Le monde d'après? "L'approche à favoriser est l'abondance de data"

Le confinement a permis à la population de découvrir de nouveaux moyens de communication. ©AFP

Le secteur des télécoms fait partie des ‘moins perdants’ du confinement. La période de crise a toutefois modifié nos manières de communiquer. Les habitudes des consommateurs et celles des entreprises ne seront plus les mêmes. En réalité, cela se voit déjà.

Michaël Trabbia, le CEO d’Orange Belgique, l’a confirmé jeudi à l’occasion de la présentation des résultats trimestriels. En cette période, le secteur n’est clairement pas le plus à plaindre. Si les ventes en magasin sont forcément bloquées, l’essentiel de l’activité reste opérationnel. Les services fonctionnant toujours sont principalement financés par abonnement, ce qui limite les pertes. Du côté des infrastructures, elles tiennent toujours bon, malgré le boom d’utilisation. Bonne nouvelle pour le secteur, qui a pu profiter de la situation pour démontrer au grand public son indispensabilité.

"Les gens se sont adaptés. Certains ont découvert de nouveaux moyens pour téléphoner."
L'IBPT
Le régulateur du secteur

Le secteur pourrait-il être considéré comme un des gagnants de la période de confinement? On dira plutôt qu’il fait partie des moins perdants. Côté positif, les opérateurs ont effectivement amélioré leur image en assurant la couverture sans couac majeur et en offrant des services complémentaires. Ils n’en tireront toutefois rien au niveau financier. Il faut de plus faire avec des baisses de rentrées d’argent sur certaines sources de revenus.

Les services IT, proposés aux entreprises, sont forcément en baisse et il faudra faire avec des défauts de paiement de clients en difficulté ou forcés de mettre la clé sous la porte. Autre ombre au tableau, les frais de roaming risquent bien de fondre à l’arrivée du soleil d’été. Bien moins importante qu’auparavant, la baisse de cette source de revenus ne passera pas pour autant inaperçue.

Les habitudes changent déjà

Une fois la perte évaluée, il faudra gérer l’après-confinement. Les habitudes de communication changeront, c’est certain. En réalité, c’est déjà en partie le cas. Dès le début du confinement, les hausses de consommation de données fixes et de la voix ont grimpé en flèche. Il fallait bien garder le contact avec les collègues. Le téléphone fixe ou mobile semblait alors être la solution évidente. Mais l’importante hausse sur le réseau voix s’est calmée, quelques semaines après le début du confinement.
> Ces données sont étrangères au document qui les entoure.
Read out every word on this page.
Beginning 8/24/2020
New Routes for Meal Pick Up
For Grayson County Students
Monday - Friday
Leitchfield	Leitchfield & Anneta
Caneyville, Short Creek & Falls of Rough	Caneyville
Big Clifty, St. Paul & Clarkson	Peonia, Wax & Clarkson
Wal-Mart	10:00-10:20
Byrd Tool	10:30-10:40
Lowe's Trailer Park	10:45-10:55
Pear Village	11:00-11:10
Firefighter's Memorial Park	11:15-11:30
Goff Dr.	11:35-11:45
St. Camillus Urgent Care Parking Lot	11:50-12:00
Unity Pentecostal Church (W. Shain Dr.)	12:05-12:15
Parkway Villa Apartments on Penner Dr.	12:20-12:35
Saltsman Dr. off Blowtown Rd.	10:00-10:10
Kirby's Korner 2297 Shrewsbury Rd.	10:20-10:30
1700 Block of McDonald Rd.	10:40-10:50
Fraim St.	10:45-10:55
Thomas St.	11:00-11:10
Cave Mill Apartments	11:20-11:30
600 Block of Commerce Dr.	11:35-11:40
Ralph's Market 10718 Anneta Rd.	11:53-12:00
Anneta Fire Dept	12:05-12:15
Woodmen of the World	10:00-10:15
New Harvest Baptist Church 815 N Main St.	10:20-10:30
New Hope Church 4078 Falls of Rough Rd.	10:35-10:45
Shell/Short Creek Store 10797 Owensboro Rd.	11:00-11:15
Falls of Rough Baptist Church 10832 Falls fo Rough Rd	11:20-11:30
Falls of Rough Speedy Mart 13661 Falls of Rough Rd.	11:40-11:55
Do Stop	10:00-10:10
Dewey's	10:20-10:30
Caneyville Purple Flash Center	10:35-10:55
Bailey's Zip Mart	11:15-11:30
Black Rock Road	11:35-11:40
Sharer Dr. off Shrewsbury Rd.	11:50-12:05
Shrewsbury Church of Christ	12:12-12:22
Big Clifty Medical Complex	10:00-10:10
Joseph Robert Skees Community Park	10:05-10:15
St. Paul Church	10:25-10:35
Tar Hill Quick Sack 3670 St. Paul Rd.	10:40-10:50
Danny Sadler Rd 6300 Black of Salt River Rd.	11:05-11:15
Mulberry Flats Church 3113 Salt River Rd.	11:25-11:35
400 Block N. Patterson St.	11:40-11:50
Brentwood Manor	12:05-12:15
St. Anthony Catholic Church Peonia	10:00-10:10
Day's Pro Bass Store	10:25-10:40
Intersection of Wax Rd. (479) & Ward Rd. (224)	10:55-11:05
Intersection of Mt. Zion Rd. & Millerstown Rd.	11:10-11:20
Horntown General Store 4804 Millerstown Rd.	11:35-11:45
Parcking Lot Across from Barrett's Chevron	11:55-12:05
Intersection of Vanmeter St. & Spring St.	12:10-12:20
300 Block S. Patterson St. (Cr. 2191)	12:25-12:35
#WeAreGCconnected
La raison ? "Les gens se sont adaptés. Certains ont découvert de nouveaux moyens pour téléphoner via WhatsApp, par exemple. Ils ont aussi appris à connaître des systèmes de vidéoconférence qu’ils n’utilisaient pas avant", nous expliquait-on récemment du côté de l’IBPT.

"On peut s’attendre à des évolutions car le confinement a accéléré les choses."
Michaël Trabbia
CEO d'Orange Belgique

Des changements dans les consommations sont donc à attendre. Les conséquences pratiques pour les opérateurs devraient toutefois être limitées. "Effectivement, on peut s’attendre à des évolutions car le confinement a accéléré les choses", explique Michaël Trabbia, le CEO d’Orange Belgique. "Mais l’évolution de consommation n’est pas un phénomène nouveau. Aujourd’hui, un client consomme en moyenne 5 GB par mois de données contre 1,7 il y a seulement trois ans. Avant le confinement, la voix n’était déjà plus un facteur différenciant", assure-t-il.

De là à proposer uniquement des offres data ? Certains s’y sont déjà essayés avec des succès plutôt relatifs. "Il ne faut pas se limiter dans une offre spécifique", répond le patron. "L’approche à favoriser est celle de l’abondance de data", explique le patron d’Orange.

Les évolutions se feront aussi sentir du côté de l’offre BtoB, qui sera plus adaptée à une organisation où le télétravail fera partie des habitudes. Il faudra répondre aux demandes concernant le travail à distance avec des services adaptés comme le cloud. "Cela aura aussi des influences sur la demande de solutions spécifiques de cybersécurité. Nous voyons déjà que plus d’entreprises s’y intéressent", assure le patron d’Orange.